Image showing the structure of DNA

Characteristics of the double helix structure

  • The double helical structure of DNA was discovered by James Watson and Francis Crick in 1953.
  • DNA is a right-handed helical structure. It consists of two strands that twist around each other.
  • The two strands of DNA are anti-parallel. One strand runs in 5 to 3 directions while the other in 3 to 5 directions.
  • The diameter of the double helix is 20Å (2 nm).
  • Each turn of the helix is 34Å consisting f 10 base pairs. The distance between the base pair is 3.4Å.
  • The hydrophilic sugar-phosphate backbone is present on the outside while hydrophobic bases are present in the core.
  • The two strands of DNA are not identical but complementary to each other. The base pairing is complementary base pairing.
  • The bonds present between the two strands are hydrogen bonds. These bonds are formed between complementary base pairs. The Guanine-cytosine bond is 50% stronger than the adenine-thymine bond.
  • The hydrogen bond is formed between purine and pyrimidine. The arrangement of base pairs possible in DNA is A-T, T-A, G-C, and C-G.
  • The complementary base pairing in DNA is according to Chargaff’s rule. The content of adenine is always equal to thymine and the content of guanine is always equal to cytosine.
  • One of the two strands which contain genetic information is called a template or sense strand while the other strand is the antisense strand.
  • The double helix has also grooves; major (wide) grooves and minor (narrow) grooves along the phosphodiester bond. the proteins interact with DNA through these grooves without disrupting the other structure.


Functions of DNA

  • DNA is a hereditary substance that carries all the genetic information. It is responsible for the transmission of genetic information from one generation to the next.
  • DNA consists of small segments called genes. Gene further consists of three nucleotides segment called a codon.
  • A codon is a segment of double-stranded DNA that is responsible for coding other polymers like proteins.
  • DNA is involved in the synthesis of proteins through RNA.
  • DNA has a major role in the identification of criminals. Through DNA, it becomes easy to reach the actual criminal.
  • DNA fingerprinting has a major role in the identification of dead bodies. It is also used in criminal investigations.
  • DNA is used in paternity tests for the identification of the parents of the child.

DNA Replication

The replication of DNA is an important process that occurs during cell division. The replication occurs in three stages;

1.      Initiation

The replication of DNA begins at a point known as the origin of replication. The two strands of DNA are separated by the enzyme DNA helicase. It forms a replicating fork.

2.      Elongation

Another enzyme DNA polymerase reads the nucleotides on the sense/template strand and adds the complementary base pairs. For example, if adenine is present on the sense strand then thymine is added as complementary base pair.

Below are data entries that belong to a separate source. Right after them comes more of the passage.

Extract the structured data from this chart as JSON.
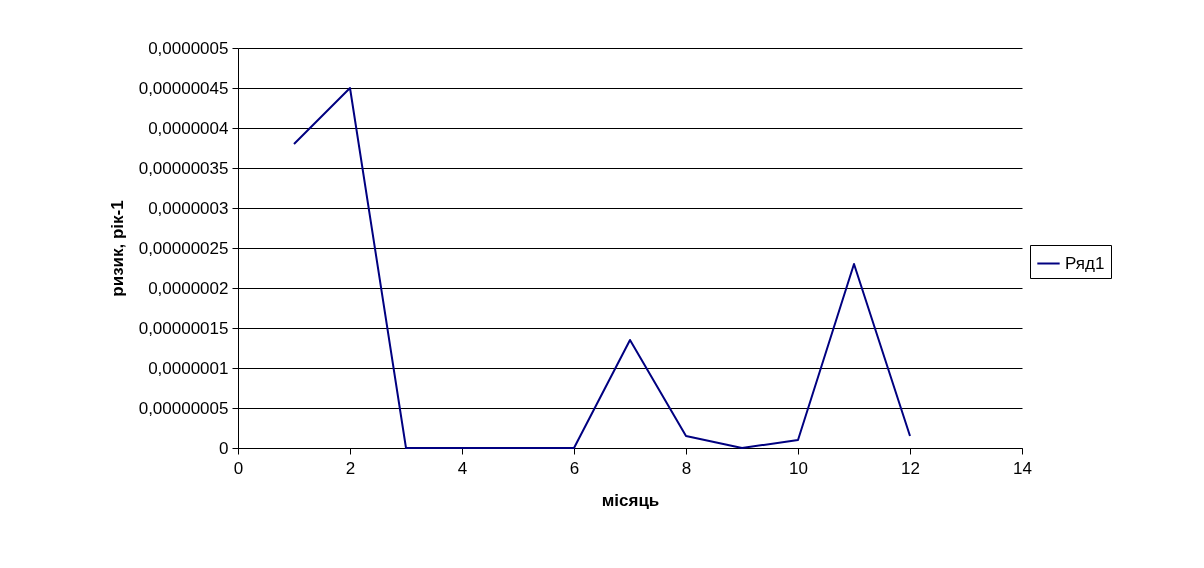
{
  "chart_data": {
    "type": "line",
    "xlabel": "місяць",
    "ylabel": "ризик, рік-1",
    "x": [
      1,
      2,
      3,
      4,
      5,
      6,
      7,
      8,
      9,
      10,
      11,
      12
    ],
    "series": [
      {
        "name": "Ряд1",
        "color": "#000080",
        "values": [
          3.8e-07,
          4.5e-07,
          0,
          0,
          0,
          0,
          1.35e-07,
          1.5e-08,
          0,
          1e-08,
          2.3e-07,
          1.5e-08
        ]
      }
    ],
    "xlim": [
      0,
      14
    ],
    "xticks": [
      0,
      2,
      4,
      6,
      8,
      10,
      12,
      14
    ],
    "ylim": [
      0,
      5e-07
    ],
    "yticks": [
      {
        "value": 0,
        "label": "0"
      },
      {
        "value": 5e-08,
        "label": "0,00000005"
      },
      {
        "value": 1e-07,
        "label": "0,0000001"
      },
      {
        "value": 1.5e-07,
        "label": "0,00000015"
      },
      {
        "value": 2e-07,
        "label": "0,0000002"
      },
      {
        "value": 2.5e-07,
        "label": "0,00000025"
      },
      {
        "value": 3e-07,
        "label": "0,0000003"
      },
      {
        "value": 3.5e-07,
        "label": "0,00000035"
      },
      {
        "value": 4e-07,
        "label": "0,0000004"
      },
      {
        "value": 4.5e-07,
        "label": "0,00000045"
      },
      {
        "value": 5e-07,
        "label": "0,0000005"
      }
    ],
    "grid": "y",
    "legend": "right",
    "line_style": "solid"
  }
}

When base pairs are added to the strand, gaps are formed between them. These gaps are known as Okazaki fragments.

3.      Termination

The termination is initiated by the termination sequence present on the opposite side of the origin of replication. A substance known as a terminus utilization substance binds with the termination sequence. This stops the movement of DNA polymerase thus, induces the termination.